Bruscamente abrió el cajón de herramientas del mueble de entrada, agarró un destornillador y arremetió contra la bota. Estaba allí frente a mí, a contraluz, injuriándome sin parar, lo cual no dejaba de impactarme porque nadie, ni en mi infancia, me había regañado: para recriminarme, mis padres aplicaban algo mucho más sofisticado, un método que no hería con palabras sino con silencio. Me dolía más cuando no me dirigían la palabra, cuando me ignoraban. Al terminar, Emerenc se puso la bota bajo el brazo, era clara señal de llevársela; en cuanto a la espuela, que se había desprendido, la tiró sobre la mesa.

—Usted es ciega, y tonta, aparte de cobarde. —Enumeró mis defectos—. Yo no sé por qué la quiero, solo Dios lo sabe, pero que conste que no se lo merece… A lo mejor con la edad, cuando madure, entrará en razón, aprenderá a apreciar lo bonito y se armará un poco de valor.

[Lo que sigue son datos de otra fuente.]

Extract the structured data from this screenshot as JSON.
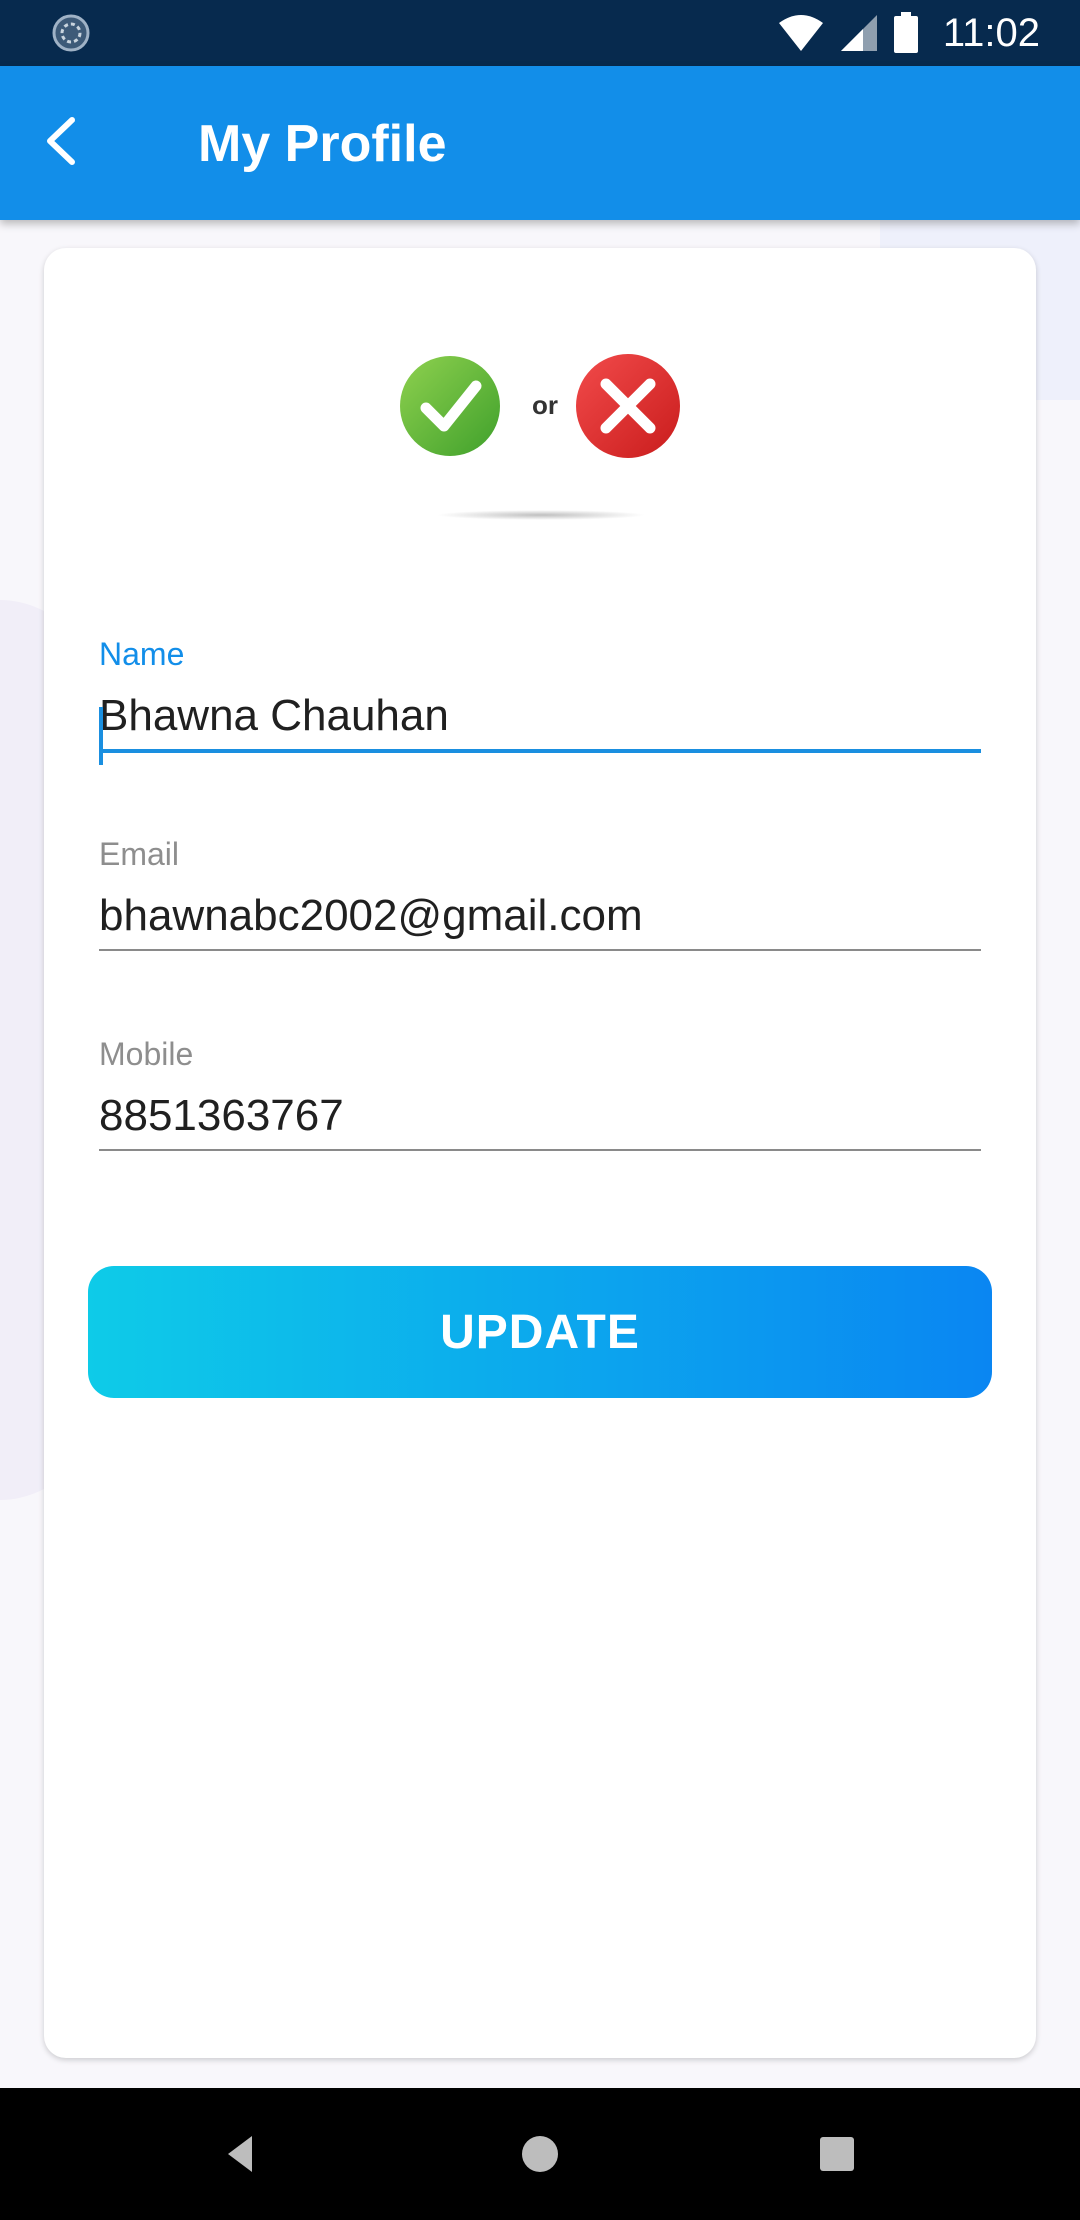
{
  "status_bar": {
    "time": "11:02",
    "icons": [
      "sync-icon",
      "wifi-icon",
      "signal-icon",
      "battery-icon"
    ]
  },
  "app_bar": {
    "title": "My Profile",
    "back_icon": "back-arrow-icon"
  },
  "logo": {
    "or_text": "or",
    "left_icon": "check-icon",
    "right_icon": "x-icon"
  },
  "form": {
    "name": {
      "label": "Name",
      "value": "Bhawna Chauhan"
    },
    "email": {
      "label": "Email",
      "value": "bhawnabc2002@gmail.com"
    },
    "mobile": {
      "label": "Mobile",
      "value": "8851363767"
    },
    "update_label": "UPDATE"
  },
  "nav_bar": {
    "icons": [
      "nav-back-icon",
      "nav-home-icon",
      "nav-recents-icon"
    ]
  },
  "colors": {
    "status_bar": "#072a4e",
    "app_bar": "#128ee9",
    "accent": "#1a8fe0",
    "button_start": "#0ecbe8",
    "button_end": "#0a86f2"
  }
}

Se marchó dejando la espuela en la mesa. Para evitar que la descubriera mi marido, que estaba a punto de llegar, la recogí. Al mirar la pieza de metal, oxidada y ennegrecida, vi un vivo destello de color rojo: era un granate incrustado en el centro de la espuela. Al limpiar los cachivaches a conciencia antes de llevarlos a mi casa, Emerenc debió de haberse percatado. El regalo, pues, no era la bota en sí, sino la piedra preciosa. Era una pieza perfecta, podía llevarla a un joyero y montar con ella una hermosa alhaja. Estaba allí, mirando el fulgor bermellón de la piedrecita, y una vez más me sentí avergonzada; un fuerte impulso casi me empuja a correr detrás de la vieja, pero me contuve y reflexioné: en definitiva, no debería consentir que ella manifestara sus sentimientos de forma tan desmesurada y brusca. Hacía falta que aprendiese a modularlos un poco más. Hoy en día sé algo que en esa época aún desconocía: que el cariño es una emoción desarticulada por excelencia, y por eso se resiste a ser dosificada con prudencia. Es inútil pretender regular cómo debe encauzar cada uno sus afectos: no hay fórmulas que valgan.

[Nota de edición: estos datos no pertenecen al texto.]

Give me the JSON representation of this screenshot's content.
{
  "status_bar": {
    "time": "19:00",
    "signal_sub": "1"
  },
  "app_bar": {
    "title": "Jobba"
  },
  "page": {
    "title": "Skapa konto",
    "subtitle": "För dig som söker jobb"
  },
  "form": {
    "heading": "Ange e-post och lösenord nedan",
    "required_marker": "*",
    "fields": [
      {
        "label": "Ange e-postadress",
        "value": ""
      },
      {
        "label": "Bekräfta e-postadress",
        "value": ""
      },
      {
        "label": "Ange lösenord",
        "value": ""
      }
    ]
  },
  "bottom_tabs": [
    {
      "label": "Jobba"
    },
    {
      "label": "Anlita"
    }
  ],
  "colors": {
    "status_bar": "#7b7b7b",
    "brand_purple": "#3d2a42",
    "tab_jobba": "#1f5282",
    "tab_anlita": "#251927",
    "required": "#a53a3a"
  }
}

Una vez serenado con el paseo, y con sus periódicos bajo el brazo, mi marido regresó. La casa estaba tranquila; la inspeccionó hasta el último rincón para comprobar si finalmente habían desaparecido todos esos cachivaches indeseables. La cocina le seguía pareciendo absurda, pero como ya tenía la mente más fría, aunque hubiese encontrado una ballena disecada, como la que colgaba del techo en la tienda de mis bisabuelos, le hubiera dado igual; sabía, además, que ese recinto, que era mi territorio, no tenía salvación posible: allí mi espíritu lúdico se explayaba reuniendo todo tipo de objetos imposibles. ¿Qué importaba entonces que en ese museo repleto de cosas extravagantes, como las que hacen los locos en las terapias curativas, hubiera un retrato de mujer con la mirada demente y un hervidor de agua que había pertenecido a un duque? Menos mal que el enano, resguardado a la sombra del fregadero, no había llegado a descubrirlo. Por fin volvía a reinar el silencio en casa; yo disfrutaba de esa paz sin darme cuenta de que era como la calma antes de una tormenta, que Viola, cabizbajo, presentía y anunciaba con su enervada conducta.

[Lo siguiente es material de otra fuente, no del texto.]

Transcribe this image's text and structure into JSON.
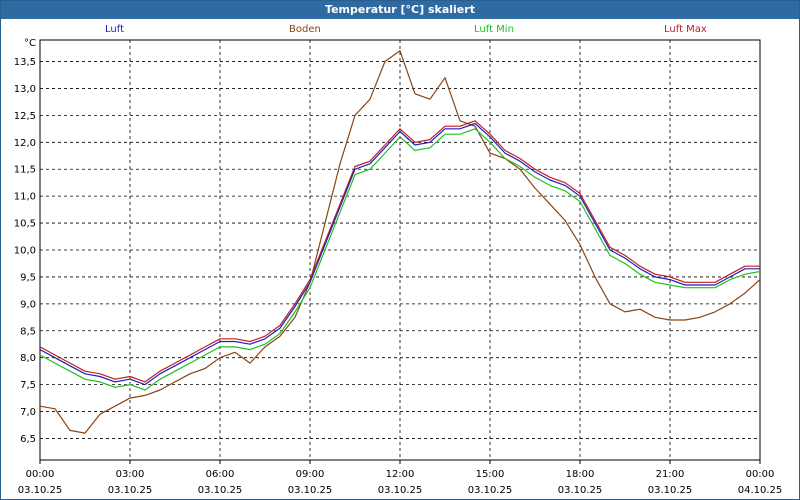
{
  "title": "Temperatur [°C] skaliert",
  "unit_label": "°C",
  "chart_data": {
    "type": "line",
    "title": "Temperatur [°C] skaliert",
    "ylabel": "°C",
    "xlim": [
      0,
      24
    ],
    "ylim": [
      6.1,
      13.9
    ],
    "grid": true,
    "legend": "top",
    "yticks": [
      6.5,
      7.0,
      7.5,
      8.0,
      8.5,
      9.0,
      9.5,
      10.0,
      10.5,
      11.0,
      11.5,
      12.0,
      12.5,
      13.0,
      13.5
    ],
    "ytick_labels": [
      "6,5",
      "7,0",
      "7,5",
      "8,0",
      "8,5",
      "9,0",
      "9,5",
      "10,0",
      "10,5",
      "11,0",
      "11,5",
      "12,0",
      "12,5",
      "13,0",
      "13,5"
    ],
    "xticks": [
      {
        "time": "00:00",
        "date": "03.10.25"
      },
      {
        "time": "03:00",
        "date": "03.10.25"
      },
      {
        "time": "06:00",
        "date": "03.10.25"
      },
      {
        "time": "09:00",
        "date": "03.10.25"
      },
      {
        "time": "12:00",
        "date": "03.10.25"
      },
      {
        "time": "15:00",
        "date": "03.10.25"
      },
      {
        "time": "18:00",
        "date": "03.10.25"
      },
      {
        "time": "21:00",
        "date": "03.10.25"
      },
      {
        "time": "00:00",
        "date": "04.10.25"
      }
    ],
    "x": [
      0,
      0.5,
      1,
      1.5,
      2,
      2.5,
      3,
      3.5,
      4,
      4.5,
      5,
      5.5,
      6,
      6.5,
      7,
      7.5,
      8,
      8.5,
      9,
      9.5,
      10,
      10.5,
      11,
      11.5,
      12,
      12.5,
      13,
      13.5,
      14,
      14.5,
      15,
      15.5,
      16,
      16.5,
      17,
      17.5,
      18,
      18.5,
      19,
      19.5,
      20,
      20.5,
      21,
      21.5,
      22,
      22.5,
      23,
      23.5,
      24
    ],
    "series": [
      {
        "name": "Luft",
        "color": "#2020c0",
        "values": [
          8.15,
          8.0,
          7.85,
          7.7,
          7.65,
          7.55,
          7.6,
          7.5,
          7.7,
          7.85,
          8.0,
          8.15,
          8.3,
          8.3,
          8.25,
          8.35,
          8.55,
          8.95,
          9.4,
          10.1,
          10.8,
          11.5,
          11.6,
          11.9,
          12.2,
          11.95,
          12.0,
          12.25,
          12.25,
          12.35,
          12.1,
          11.8,
          11.65,
          11.45,
          11.3,
          11.2,
          11.0,
          10.5,
          10.0,
          9.85,
          9.65,
          9.5,
          9.45,
          9.35,
          9.35,
          9.35,
          9.5,
          9.65,
          9.65
        ]
      },
      {
        "name": "Boden",
        "color": "#8b4513",
        "values": [
          7.1,
          7.05,
          6.65,
          6.6,
          6.95,
          7.1,
          7.25,
          7.3,
          7.4,
          7.55,
          7.7,
          7.8,
          8.0,
          8.1,
          7.9,
          8.2,
          8.4,
          8.75,
          9.4,
          10.5,
          11.6,
          12.5,
          12.8,
          13.5,
          13.7,
          12.9,
          12.8,
          13.2,
          12.4,
          12.3,
          11.8,
          11.7,
          11.5,
          11.15,
          10.85,
          10.55,
          10.1,
          9.5,
          9.0,
          8.85,
          8.9,
          8.75,
          8.7,
          8.7,
          8.75,
          8.85,
          9.0,
          9.2,
          9.45
        ]
      },
      {
        "name": "Luft Min",
        "color": "#20c020",
        "values": [
          8.05,
          7.9,
          7.75,
          7.6,
          7.55,
          7.45,
          7.5,
          7.4,
          7.6,
          7.75,
          7.9,
          8.05,
          8.2,
          8.2,
          8.15,
          8.25,
          8.45,
          8.85,
          9.3,
          10.0,
          10.7,
          11.4,
          11.5,
          11.8,
          12.1,
          11.85,
          11.9,
          12.15,
          12.15,
          12.25,
          12.0,
          11.7,
          11.55,
          11.35,
          11.2,
          11.1,
          10.9,
          10.4,
          9.9,
          9.75,
          9.55,
          9.4,
          9.35,
          9.3,
          9.3,
          9.3,
          9.45,
          9.55,
          9.6
        ]
      },
      {
        "name": "Luft Max",
        "color": "#c02020",
        "values": [
          8.2,
          8.05,
          7.9,
          7.75,
          7.7,
          7.6,
          7.65,
          7.55,
          7.75,
          7.9,
          8.05,
          8.2,
          8.35,
          8.35,
          8.3,
          8.4,
          8.6,
          9.0,
          9.45,
          10.15,
          10.85,
          11.55,
          11.65,
          11.95,
          12.25,
          12.0,
          12.05,
          12.3,
          12.3,
          12.4,
          12.15,
          11.85,
          11.7,
          11.5,
          11.35,
          11.25,
          11.05,
          10.55,
          10.05,
          9.9,
          9.7,
          9.55,
          9.5,
          9.4,
          9.4,
          9.4,
          9.55,
          9.7,
          9.7
        ]
      }
    ]
  }
}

Al mediodía supe que me tocaba sacar a pasear al perro, pues Emerenc me tenía castigada y no se molestó en hacerlo. Bueno. Saqué a Viola a la calle, lo que él «agradeció» comportándose como un diablo. No podíamos ir por la alameda, donde las patrullas de policía hacían su ronda, y la acera estaba ocupada con los trastos viejos no retirados aún. Viola, alborotado en extremo y tirando violentamente de mí con la correa, merodeaba de aquí para allá olfateando y marcándolo todo con sus orines. En un momento dado divisé la figura de Emerenc, que recogía agachada una arquita decorada a mano, pero no le hice caso; fingí no haberla visto y volví a casa con el perro, que estaba como loco.

Por la noche, en vez de venir personalmente, Emerenc mandó a su sobrino acompañado de su esposa, una mujer bajita que trabajaba de esteticista y tenía unas manos muy pequeñas. Ya los conocía, su tía me los había presentado un día diciendo: «Este es el hijo de mi hermano Józsi». Era un hombre amable y de buen carácter. Nos comentó que su tía no dejaba entrar en su feudo privado ni siquiera a él, que era su pariente, lo cual no parecía molestarle demasiado porque mientras lo contaba se reía. Emerenc quería mucho a esos jóvenes, aunque les reprochara que en lugar de tener hijos ahorraran para comprarse una casa, o que les gustaran los largos viajes al extranjero organizados por agencias. La tía los recriminaba a menudo por eso, lo que no le impedía, aun a regañadientes, darles pequeñas sumas de dinero, a veces incluso cantidades importantes, ora para un viaje, ora para comprar un coche nuevo. Emerenc tenía bastante ahorrado y una renta fija mensual que era ingresada en su banco desde el extranjero. Cuando una vez le pregunté quién se lo mandaba, me dijo que eso no era asunto mío. Tenía razón.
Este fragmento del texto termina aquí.